我國的法治現代化是一個十分緩慢的過程,而且反動的力量隨時伺機反撲。
早期的《違警罰法》賦予警察對人民拘留、罰役的權力,甚至連男士蓄髮都 會被押送至警局強行剪短,這般國家暴力實不是年輕國人所能想像的。後經數十載的辯論,其中還包括兩次大法官的違憲宣告,《違警罰法》終於在 1991年以落日條款的方式走入歷史。
進入九零年代後,人權意識開始覺醒,檢察官羈押權同樣受到違憲的挑戰。
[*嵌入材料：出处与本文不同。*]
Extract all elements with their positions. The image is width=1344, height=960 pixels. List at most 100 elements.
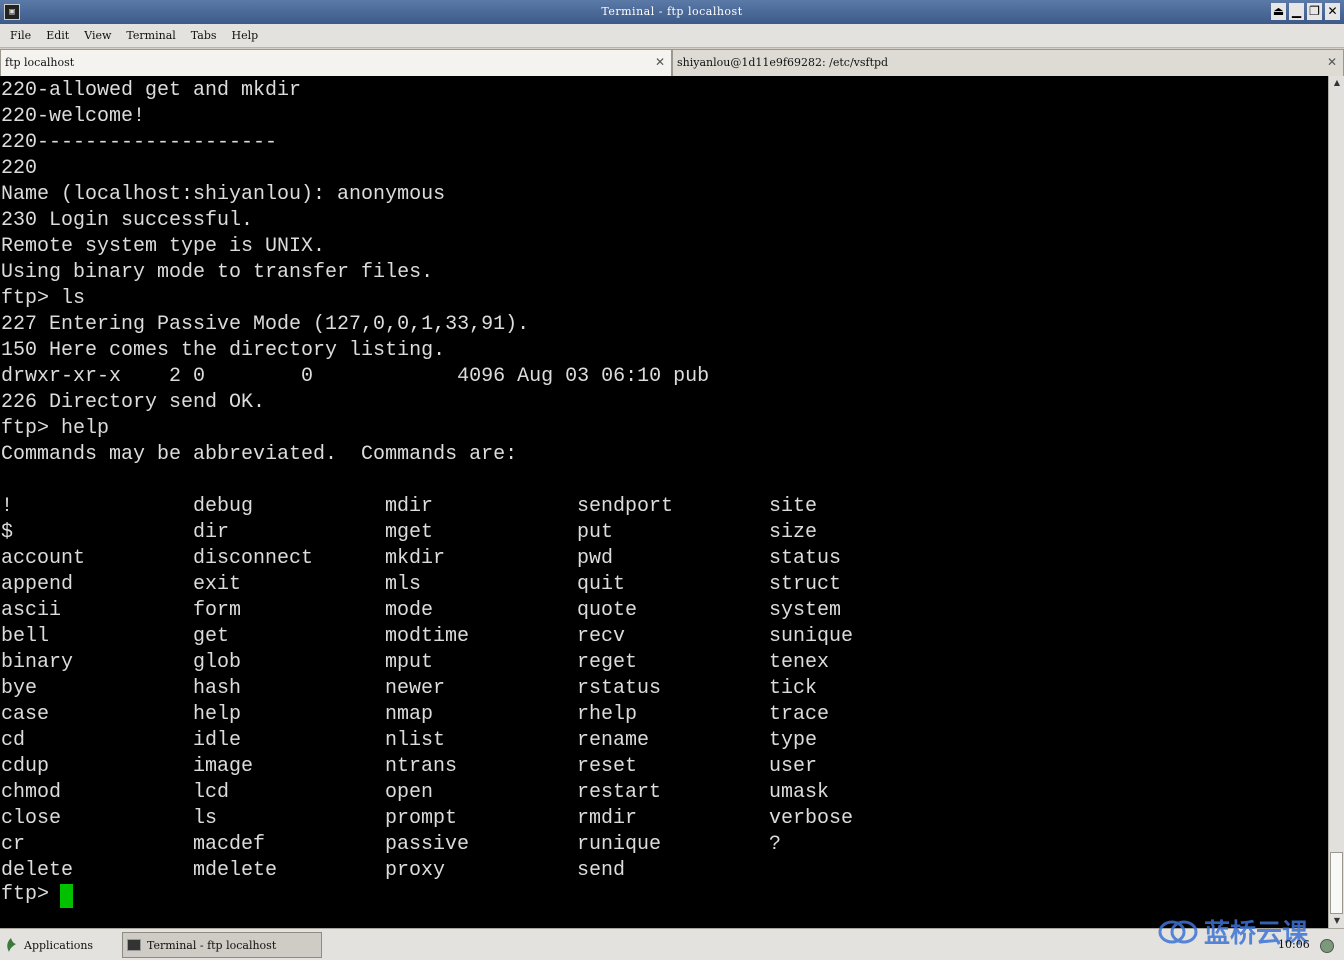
ftp-command: recv	[577, 625, 626, 648]
menu-help[interactable]: Help	[232, 29, 259, 42]
terminal-line: drwxr-xr-x 2 0 0 4096 Aug 03 06:10 pub	[1, 365, 710, 388]
ftp-command: proxy	[385, 859, 446, 882]
terminal-line: ftp> ls	[1, 287, 86, 310]
ftp-command: put	[577, 521, 614, 544]
ftp-command: struct	[769, 573, 842, 596]
ftp-command: ntrans	[385, 755, 458, 778]
ftp-command: cd	[1, 729, 26, 752]
ftp-command: verbose	[769, 807, 854, 830]
terminal-task-icon	[127, 939, 141, 951]
ftp-command: form	[193, 599, 242, 622]
applications-icon	[7, 938, 16, 952]
ftp-command: hash	[193, 677, 242, 700]
ftp-command: runique	[577, 833, 662, 856]
window-titlebar[interactable]: ▣ Terminal - ftp localhost ⏏ ▁ ❐ ✕	[0, 0, 1344, 24]
ftp-command: ascii	[1, 599, 62, 622]
terminal-line: ftp> help	[1, 417, 110, 440]
scroll-up-arrow-icon[interactable]: ▲	[1332, 78, 1342, 88]
terminal-scrollbar[interactable]: ▲ ▼	[1328, 76, 1344, 928]
shade-window-icon[interactable]: ⏏	[1271, 3, 1286, 20]
tab-ftp-localhost[interactable]: ftp localhost ✕	[0, 49, 672, 76]
ftp-command: append	[1, 573, 74, 596]
ftp-command: dir	[193, 521, 230, 544]
brand-logo-icon	[1158, 920, 1198, 943]
ftp-command: bye	[1, 677, 38, 700]
terminal-line: 226 Directory send OK.	[1, 391, 266, 414]
terminal-line: 230 Login successful.	[1, 209, 254, 232]
applications-menu-button[interactable]: Applications	[4, 933, 93, 957]
ftp-command: macdef	[193, 833, 266, 856]
text-cursor	[60, 884, 73, 908]
ftp-command: !	[1, 495, 14, 518]
ftp-command: restart	[577, 781, 662, 804]
window-controls: ⏏ ▁ ❐ ✕	[1271, 3, 1340, 20]
menu-terminal[interactable]: Terminal	[126, 29, 175, 42]
terminal-line: 150 Here comes the directory listing.	[1, 339, 446, 362]
ftp-command: ls	[193, 807, 218, 830]
ftp-command: cr	[1, 833, 26, 856]
ftp-command: mls	[385, 573, 422, 596]
terminal-output[interactable]: 220-allowed get and mkdir 220-welcome! 220…	[0, 76, 1328, 928]
ftp-command: passive	[385, 833, 470, 856]
ftp-command: type	[769, 729, 818, 752]
ftp-command: disconnect	[193, 547, 314, 570]
terminal-line: Commands may be abbreviated. Commands ar…	[1, 443, 518, 466]
ftp-command: trace	[769, 703, 830, 726]
tab-vsftpd-shell[interactable]: shiyanlou@1d11e9f69282: /etc/vsftpd ✕	[672, 49, 1344, 76]
ftp-command: umask	[769, 781, 830, 804]
ftp-command: pwd	[577, 547, 614, 570]
ftp-command: lcd	[193, 781, 230, 804]
ftp-command: chmod	[1, 781, 62, 804]
ftp-command: mget	[385, 521, 434, 544]
ftp-command: case	[1, 703, 50, 726]
ftp-command: delete	[1, 859, 74, 882]
ftp-command: quote	[577, 599, 638, 622]
ftp-command: prompt	[385, 807, 458, 830]
close-window-icon[interactable]: ✕	[1325, 3, 1340, 20]
terminal-line: 220	[1, 157, 38, 180]
terminal-line: Name (localhost:shiyanlou): anonymous	[1, 183, 446, 206]
ftp-command: send	[577, 859, 626, 882]
taskbar-window-button[interactable]: Terminal - ftp localhost	[122, 932, 322, 958]
terminal-line: 227 Entering Passive Mode (127,0,0,1,33,…	[1, 313, 530, 336]
terminal-line: 220--------------------	[1, 131, 278, 154]
ftp-command: get	[193, 625, 230, 648]
ftp-command: rstatus	[577, 677, 662, 700]
menu-view[interactable]: View	[84, 29, 111, 42]
ftp-command: close	[1, 807, 62, 830]
menu-tabs[interactable]: Tabs	[191, 29, 217, 42]
ftp-command: reget	[577, 651, 638, 674]
network-tray-icon[interactable]	[1320, 939, 1334, 953]
scroll-down-arrow-icon[interactable]: ▼	[1332, 916, 1342, 926]
ftp-command: nmap	[385, 703, 434, 726]
ftp-command: cdup	[1, 755, 50, 778]
ftp-command: modtime	[385, 625, 470, 648]
scroll-thumb[interactable]	[1330, 852, 1343, 914]
ftp-command: tenex	[769, 651, 830, 674]
clock: 10:06	[1278, 938, 1310, 951]
applications-label: Applications	[24, 938, 94, 952]
ftp-command: mkdir	[385, 547, 446, 570]
ftp-command: debug	[193, 495, 254, 518]
menu-file[interactable]: File	[10, 29, 31, 42]
ftp-command: binary	[1, 651, 74, 674]
terminal-line: Using binary mode to transfer files.	[1, 261, 434, 284]
tab-label: shiyanlou@1d11e9f69282: /etc/vsftpd	[677, 56, 889, 69]
minimize-window-icon[interactable]: ▁	[1289, 3, 1304, 20]
maximize-window-icon[interactable]: ❐	[1307, 3, 1322, 20]
ftp-command: ?	[769, 833, 782, 856]
ftp-command: account	[1, 547, 86, 570]
close-tab-icon[interactable]: ✕	[655, 55, 665, 69]
close-tab-icon[interactable]: ✕	[1327, 55, 1337, 69]
ftp-command: mdelete	[193, 859, 278, 882]
menu-edit[interactable]: Edit	[46, 29, 69, 42]
ftp-command: newer	[385, 677, 446, 700]
ftp-command: size	[769, 521, 818, 544]
terminal-line: Remote system type is UNIX.	[1, 235, 326, 258]
ftp-command: status	[769, 547, 842, 570]
ftp-command: rmdir	[577, 807, 638, 830]
taskbar: Applications Terminal - ftp localhost 蓝桥…	[0, 919, 1344, 960]
terminal-line: 220-allowed get and mkdir	[1, 79, 302, 102]
tab-bar: ftp localhost ✕ shiyanlou@1d11e9f69282: …	[0, 49, 1344, 76]
ftp-command: system	[769, 599, 842, 622]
司法院大法官會議終於在1995年召開史無前例的憲法辯論庭,試圖釐清 檢察官羈押權的適憲疑慮。
那時馬英九以法務部長的身分親上憲法法庭,強力捍衛羈押權,主張若無羈押權,檢察官將無法有效辦案,恐讓作奸犯科者 逍遙法外等云云。
但我國人權意識已開,憲法法庭之上學界與法界齊聚一堂,似乎只剩馬英九如今之古人。潮流所驅,大法官乃做出檢察官羈押權違憲 的解釋,讓我國的司法人權邁出最重要的一步。
退萬步想,時任法務部長的馬英九也許是在檢察官本位主義的壓力下,採取反動立場負隅頑抗,或許還可以理解。但他真正的反動思維,卻在七年之後 競選台北市長時顯露無遺。